Quando Platão utiliza pela primeira vez o vocábulo mythos ele faz duas operações: uma descritiva e outra crítica. Com a ajuda deste vocábulo descreve uma prática discursiva particular, emitindo um juízo sobre o seu estatuto em relação a outra prática discursiva que se considera dotada de um estatuto superior (BRISSON, 2005: p. 16; BRISSON, 2008, p. 19-26).

Com base nisto é que o Autor faz a divisão de seu livro em duas partes. Na primeira parte do livro o Autor descreve o testemunho de Platão sobre o que é o mito como instância de comunicação. É o discurso pelo qual se comunica o que uma dada coletividade conserva na memória de seu passado e o transmite de geração a geração, seja através de um especialista, o poeta, ou não.

 

Na segunda parte, ele analisa as críticas platônicas ao discurso em que consiste o mito, a partir do discurso que o caracteriza como filósofo e que Platão considera como dotado de um estatuto superior, ou seja, o discurso do logos. Desde este ponto de vista, critica o mito por não ser um discurso verificável e nem argumentativo. Contudo, isto não impede Platão de utilizálo e reconhecer a sua utilidade e de integrá-lo em seu próprio discurso. Com efeito, o termo mythos aparece 101 vezes nos textos de Platão, com vários significados diversos. (Apud L. Brandwood, A word index to Plato, Maney & Son, Leeds, 1976, p. 113; cf. id., p. 991-1003; BRISSON, 2005: p. 189; cf. id., Anexo I, p. 189-195).

O TESTEMUNHO DE PLATÃO:

A COMUNICAÇÃO DO MEMORÁVEL

O mito, inicialmente, é considerado por Platão como instância de comunicação e se refere a experiências transmitidas oralmente por gerações sucessivas durante um grande período de tempo (BRISSON, 2008, p. 05-07; 16-17).

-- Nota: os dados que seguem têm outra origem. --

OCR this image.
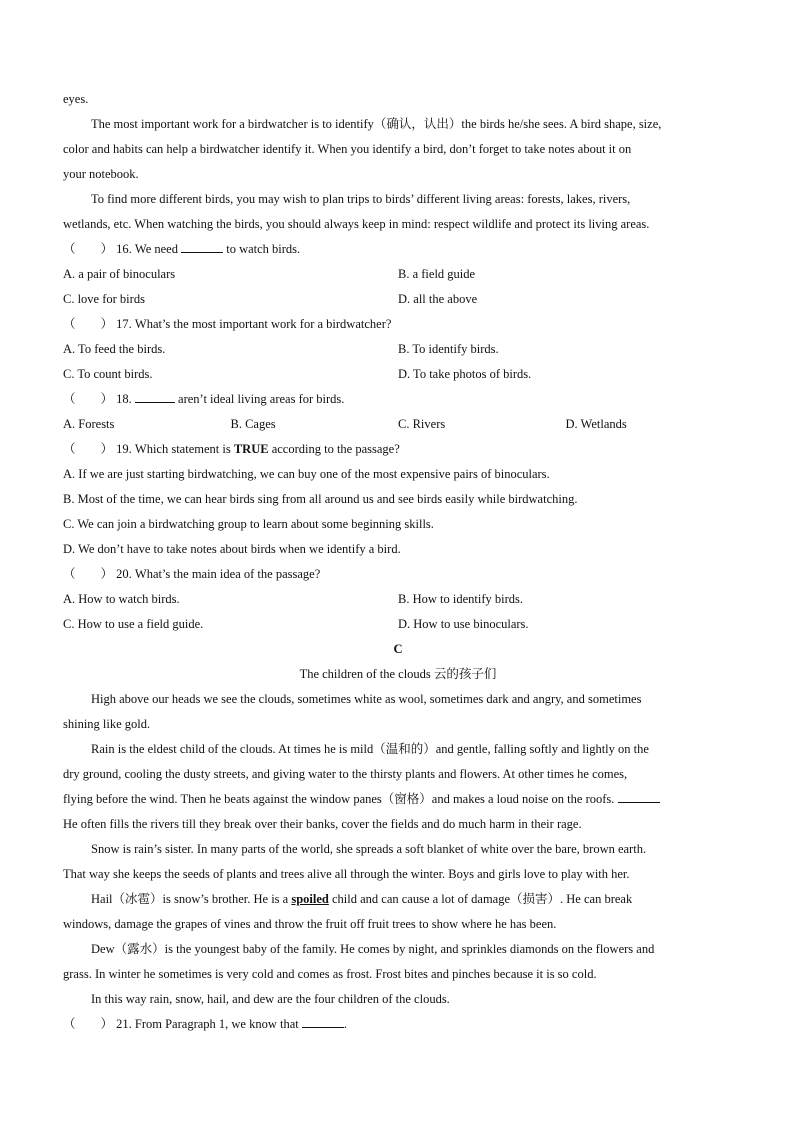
eyes.
The most important work for a birdwatcher is to identify（确认，认出）the birds he/she sees. A bird shape, size,
color and habits can help a birdwatcher identify it. When you identify a bird, don’t forget to take notes about it on
your notebook.
To find more different birds, you may wish to plan trips to birds’ different living areas: forests, lakes, rivers,
wetlands, etc. When watching the birds, you should always keep in mind: respect wildlife and protect its living areas.
（　　） 16. We need	to watch birds.
A. a pair of binoculars	B. a field guide
C. love for birds	D. all the above
（　　） 17. What’s the most important work for a birdwatcher?
A. To feed the birds.	B. To identify birds.
C. To count birds.	D. To take photos of birds.
（　　） 18.	aren’t ideal living areas for birds.
A. Forests	B. Cages	C. Rivers	D. Wetlands
（　　） 19. Which statement is TRUE according to the passage?
A. If we are just starting birdwatching, we can buy one of the most expensive pairs of binoculars.
B. Most of the time, we can hear birds sing from all around us and see birds easily while birdwatching.
C. We can join a birdwatching group to learn about some beginning skills.
D. We don’t have to take notes about birds when we identify a bird.
（　　） 20. What’s the main idea of the passage?
A. How to watch birds.	B. How to identify birds.
C. How to use a field guide.	D. How to use binoculars.
C
The children of the clouds 云的孩子们
High above our heads we see the clouds, sometimes white as wool, sometimes dark and angry, and sometimes
shining like gold.
Rain is the eldest child of the clouds. At times he is mild（温和的）and gentle, falling softly and lightly on the
dry ground, cooling the dusty streets, and giving water to the thirsty plants and flowers. At other times he comes,
flying before the wind. Then he beats against the window panes（窗格）and makes a loud noise on the roofs.
He often fills the rivers till they break over their banks, cover the fields and do much harm in their rage.
Snow is rain’s sister. In many parts of the world, she spreads a soft blanket of white over the bare, brown earth.
That way she keeps the seeds of plants and trees alive all through the winter. Boys and girls love to play with her.
Hail（冰雹）is snow’s brother. He is a spoiled child and can cause a lot of damage（损害）. He can break
windows, damage the grapes of vines and throw the fruit off fruit trees to show where he has been.
Dew（露水）is the youngest baby of the family. He comes by night, and sprinkles diamonds on the flowers and
grass. In winter he sometimes is very cold and comes as frost. Frost bites and pinches because it is so cold.
In this way rain, snow, hail, and dew are the four children of the clouds.
（　　） 21. From Paragraph 1, we know that	.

Não obstante, nem tudo é susceptível de chegar a ser instância de comunicação na qualidade de mito, mantido na memória da coletividade. Entretanto, pode ser sim, mantido e transmitido apenas por alguns especialistas como no caso da guerra que a antiga Atenas teve contra a Atlântida. Ou seja, somente chega a ser objeto de memória coletiva um acontecimento que sai do ordinário e que, além disso, possua uma significação dentro do sistema de valores reconhecidos pela coletividade em questão (BRISSON, 2005: p. 26-32). Como se sabe, Platão discute o Mito da Atlântida em o Timeu e no Crítias.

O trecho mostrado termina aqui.